Le terrain retenu par IMANEO est celui de l’architecture néo-mauresque construite entre la fin du XIXe siècle et les années 1930 en Europe et au-delà. Autrefois instrument des politiques coloniales et impériales européennes, elle est aujourd’hui réappropriée par les pays des rives sud de la Méditerranée où elle sert à forger une identité culturelle nationale. Architecture à première vue dissonante, devenue dans les faits patrimoine commun, elle recèle un fort potentiel de dialogue interculturel qu’IMANEO propose d’explorer.
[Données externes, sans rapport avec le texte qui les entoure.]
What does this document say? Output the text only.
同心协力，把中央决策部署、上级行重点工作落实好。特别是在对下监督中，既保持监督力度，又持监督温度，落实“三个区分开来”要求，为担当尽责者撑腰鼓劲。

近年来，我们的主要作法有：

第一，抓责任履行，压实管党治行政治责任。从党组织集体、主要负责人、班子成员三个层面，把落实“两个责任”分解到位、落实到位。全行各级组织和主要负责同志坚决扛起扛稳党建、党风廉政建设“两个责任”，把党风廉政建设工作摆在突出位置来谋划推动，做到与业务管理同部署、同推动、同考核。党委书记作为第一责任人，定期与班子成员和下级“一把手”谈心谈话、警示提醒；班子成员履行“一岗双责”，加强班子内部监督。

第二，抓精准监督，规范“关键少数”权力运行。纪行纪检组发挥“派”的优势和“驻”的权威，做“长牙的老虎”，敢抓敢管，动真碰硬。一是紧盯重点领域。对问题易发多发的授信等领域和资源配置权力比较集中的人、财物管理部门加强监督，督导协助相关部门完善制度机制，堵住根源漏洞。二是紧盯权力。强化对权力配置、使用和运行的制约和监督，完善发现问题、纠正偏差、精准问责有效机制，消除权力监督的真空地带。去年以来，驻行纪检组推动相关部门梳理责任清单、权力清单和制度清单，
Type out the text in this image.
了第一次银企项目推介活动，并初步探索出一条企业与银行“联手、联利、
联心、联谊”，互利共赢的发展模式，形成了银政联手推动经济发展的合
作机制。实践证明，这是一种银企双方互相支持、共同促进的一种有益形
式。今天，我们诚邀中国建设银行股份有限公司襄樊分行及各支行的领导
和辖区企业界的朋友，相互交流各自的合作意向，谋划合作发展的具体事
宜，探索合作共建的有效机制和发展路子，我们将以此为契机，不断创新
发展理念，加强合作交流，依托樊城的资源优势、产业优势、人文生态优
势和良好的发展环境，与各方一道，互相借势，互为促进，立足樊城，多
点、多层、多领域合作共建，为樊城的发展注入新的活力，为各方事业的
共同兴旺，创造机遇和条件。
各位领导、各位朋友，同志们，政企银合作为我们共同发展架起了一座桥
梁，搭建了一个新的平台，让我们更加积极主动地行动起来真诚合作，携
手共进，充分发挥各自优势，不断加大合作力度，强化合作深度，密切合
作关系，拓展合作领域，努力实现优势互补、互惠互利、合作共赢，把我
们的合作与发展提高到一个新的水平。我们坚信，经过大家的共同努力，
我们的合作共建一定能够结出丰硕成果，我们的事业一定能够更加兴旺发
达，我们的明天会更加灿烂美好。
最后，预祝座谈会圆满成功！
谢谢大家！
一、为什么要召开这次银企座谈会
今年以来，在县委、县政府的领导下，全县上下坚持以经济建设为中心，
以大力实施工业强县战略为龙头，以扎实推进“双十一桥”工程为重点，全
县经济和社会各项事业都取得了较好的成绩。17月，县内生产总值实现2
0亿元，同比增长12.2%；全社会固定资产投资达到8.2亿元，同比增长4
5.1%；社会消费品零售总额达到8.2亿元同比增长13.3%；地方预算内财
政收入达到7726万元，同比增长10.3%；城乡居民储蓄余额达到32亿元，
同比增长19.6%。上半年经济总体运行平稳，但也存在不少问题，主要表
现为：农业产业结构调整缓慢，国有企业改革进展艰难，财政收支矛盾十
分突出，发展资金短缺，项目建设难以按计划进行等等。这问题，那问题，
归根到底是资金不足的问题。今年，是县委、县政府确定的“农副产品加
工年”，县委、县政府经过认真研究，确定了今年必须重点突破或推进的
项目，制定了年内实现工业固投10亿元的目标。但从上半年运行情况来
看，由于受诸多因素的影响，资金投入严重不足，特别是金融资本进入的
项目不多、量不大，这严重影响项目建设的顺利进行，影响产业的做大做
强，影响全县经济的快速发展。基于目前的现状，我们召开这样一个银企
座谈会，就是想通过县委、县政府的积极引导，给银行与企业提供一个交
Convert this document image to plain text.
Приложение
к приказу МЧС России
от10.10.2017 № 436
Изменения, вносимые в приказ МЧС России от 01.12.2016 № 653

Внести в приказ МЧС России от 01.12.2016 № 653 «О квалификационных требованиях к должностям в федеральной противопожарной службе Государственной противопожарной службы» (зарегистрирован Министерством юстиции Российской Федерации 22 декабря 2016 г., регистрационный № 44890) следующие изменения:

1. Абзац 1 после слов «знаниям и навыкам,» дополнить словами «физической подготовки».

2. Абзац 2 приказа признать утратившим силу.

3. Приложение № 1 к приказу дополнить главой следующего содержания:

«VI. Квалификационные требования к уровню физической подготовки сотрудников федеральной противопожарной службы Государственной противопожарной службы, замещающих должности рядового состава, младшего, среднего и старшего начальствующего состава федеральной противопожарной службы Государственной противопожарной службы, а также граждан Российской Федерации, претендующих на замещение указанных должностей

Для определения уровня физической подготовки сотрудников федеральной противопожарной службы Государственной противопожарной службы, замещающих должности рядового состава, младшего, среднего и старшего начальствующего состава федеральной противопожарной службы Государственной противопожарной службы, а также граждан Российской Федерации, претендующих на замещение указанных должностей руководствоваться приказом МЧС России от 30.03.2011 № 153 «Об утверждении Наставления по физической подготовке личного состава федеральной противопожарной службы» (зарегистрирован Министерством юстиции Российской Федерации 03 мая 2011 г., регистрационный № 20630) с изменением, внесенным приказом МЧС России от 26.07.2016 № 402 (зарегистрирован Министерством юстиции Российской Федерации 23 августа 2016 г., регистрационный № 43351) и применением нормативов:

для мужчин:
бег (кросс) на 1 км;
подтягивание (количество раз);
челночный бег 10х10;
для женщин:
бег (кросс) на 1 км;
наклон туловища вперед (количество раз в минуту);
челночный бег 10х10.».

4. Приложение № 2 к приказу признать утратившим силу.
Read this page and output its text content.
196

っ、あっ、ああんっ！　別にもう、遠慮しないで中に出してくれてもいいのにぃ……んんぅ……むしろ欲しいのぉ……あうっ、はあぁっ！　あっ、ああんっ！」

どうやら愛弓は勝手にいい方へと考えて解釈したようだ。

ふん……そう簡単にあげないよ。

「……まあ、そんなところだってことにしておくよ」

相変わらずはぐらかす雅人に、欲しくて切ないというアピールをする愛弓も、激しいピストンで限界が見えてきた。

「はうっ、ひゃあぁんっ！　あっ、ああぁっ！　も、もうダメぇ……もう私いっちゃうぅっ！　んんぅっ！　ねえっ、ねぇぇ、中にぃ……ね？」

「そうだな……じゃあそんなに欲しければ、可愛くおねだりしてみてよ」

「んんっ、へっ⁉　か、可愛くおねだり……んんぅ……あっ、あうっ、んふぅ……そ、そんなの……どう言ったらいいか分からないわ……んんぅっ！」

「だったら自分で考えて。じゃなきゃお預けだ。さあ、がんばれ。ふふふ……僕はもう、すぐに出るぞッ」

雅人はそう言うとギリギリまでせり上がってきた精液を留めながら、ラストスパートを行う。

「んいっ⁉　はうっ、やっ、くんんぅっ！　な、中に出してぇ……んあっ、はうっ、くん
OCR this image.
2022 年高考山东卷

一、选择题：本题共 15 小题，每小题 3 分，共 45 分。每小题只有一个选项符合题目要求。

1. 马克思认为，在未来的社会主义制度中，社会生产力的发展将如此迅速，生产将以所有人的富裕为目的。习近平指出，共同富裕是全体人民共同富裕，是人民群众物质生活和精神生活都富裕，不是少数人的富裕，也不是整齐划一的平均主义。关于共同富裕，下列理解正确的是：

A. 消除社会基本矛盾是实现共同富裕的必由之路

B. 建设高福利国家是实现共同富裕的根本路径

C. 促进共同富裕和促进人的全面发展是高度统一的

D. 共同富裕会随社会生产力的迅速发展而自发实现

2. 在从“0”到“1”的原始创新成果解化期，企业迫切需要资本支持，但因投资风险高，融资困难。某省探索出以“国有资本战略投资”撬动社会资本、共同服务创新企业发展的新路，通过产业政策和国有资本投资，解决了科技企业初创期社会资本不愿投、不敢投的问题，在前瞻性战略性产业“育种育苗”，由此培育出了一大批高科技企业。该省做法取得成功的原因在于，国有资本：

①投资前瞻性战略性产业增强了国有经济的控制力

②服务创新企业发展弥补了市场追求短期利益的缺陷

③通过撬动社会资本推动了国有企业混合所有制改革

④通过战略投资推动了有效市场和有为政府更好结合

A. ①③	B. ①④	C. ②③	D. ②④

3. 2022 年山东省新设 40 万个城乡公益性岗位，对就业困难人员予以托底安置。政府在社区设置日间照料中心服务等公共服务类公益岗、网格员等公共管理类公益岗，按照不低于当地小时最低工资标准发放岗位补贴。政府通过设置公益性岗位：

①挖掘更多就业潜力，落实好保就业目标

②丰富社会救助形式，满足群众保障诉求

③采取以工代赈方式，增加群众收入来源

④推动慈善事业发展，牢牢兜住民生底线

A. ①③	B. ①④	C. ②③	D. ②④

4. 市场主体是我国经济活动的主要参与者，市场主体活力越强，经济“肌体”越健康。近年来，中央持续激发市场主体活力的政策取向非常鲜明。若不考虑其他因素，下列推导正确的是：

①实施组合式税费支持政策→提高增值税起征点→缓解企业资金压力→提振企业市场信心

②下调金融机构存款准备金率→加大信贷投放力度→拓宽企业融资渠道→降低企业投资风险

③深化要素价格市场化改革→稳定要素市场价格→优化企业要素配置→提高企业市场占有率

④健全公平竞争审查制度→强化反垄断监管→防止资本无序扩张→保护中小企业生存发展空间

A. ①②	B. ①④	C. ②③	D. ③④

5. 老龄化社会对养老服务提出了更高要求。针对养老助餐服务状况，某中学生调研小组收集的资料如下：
Au sein d’un partenariat élargi à l’échelle euro-méditerranéenne, incluant l’Espagne, le France, La Bosnie, la Tunisie et l’Algérie, IMANEO met en lumière et croise les imaginaires attachés à cette architecture afin de contribuer au renforcement du sentiment d’appartenance à un espace commun.

Le projet s’organise autour de trois activités principales qui seront conduites collectivement par les membres du consortium : la transmission de la connaissance historique du patrimoine néo-mauresque ; la construction de nouveaux récits provenant des personnes qui le côtoient au quotidien ; et l’ouverture d’un dialogue entre patrimoine et création numérique, faisant appel à de jeunes artistes impliqués dans les problématiques postcoloniales. La collection de récits apportés par les historiens, les publics et les artistes seront mis en scène sous la forme d’un web documentaire. Cette méthode d’appréhension du patrimoine, promouvant la diffusion libre et gratuite des connaissances construites en commun, a vocation à être réutilisée dans d’autres projets.

Abstract

IMANEO aims to improve access to Euro-Mediterranean architectural heritage by creating synergies between the fields of cultural heritage, contemporary art, and research, relying on digital tools. The project implements an inclusive approach, giving equal consideration to architectural history, the way people today perceive this heritage, and its artistic potential.

The field IMANEO has selected is that of neo-Moorish architecture dating from the late 19th century up to the 1930s, in Europe and beyond. This architecture, once an instrument of European colonial and imperial policies, has been repurposed by the countries of the southern Mediterranean shores. Today, it serves to forge a national cultural identity. At first glance, this architecture is dissonant, but the fact is that it has become a shared heritage. As such, it contains a strong potential for intercultural dialogue that IMANEO would like to explore. Within a partnership expanded to the Euro-Mediterranean scale, including Spain, France, Bosnia, Tunisia, and Algeria, IMANEO sheds light on the hybrid imaginaries connected to this architecture, in order to strengthen the feeling that all these countries share a common area.

The project is organized around three main activities, to be carried out collectively by the members of the consortium: transmitting historical knowledge of neo-Moorish heritage, constructing new narratives, originating with the people who live alongside the buildings today, and initiating a dialogue between heritage and digital art, engaging young artists involved with post-colonial issues. The constellation of accounts, from historians, members of the public, and artists, would be presented as a web-documentary. This method of approaching heritage, promoting the free and open exchange of knowledge built up collectively, is apt to be applied to many other projects.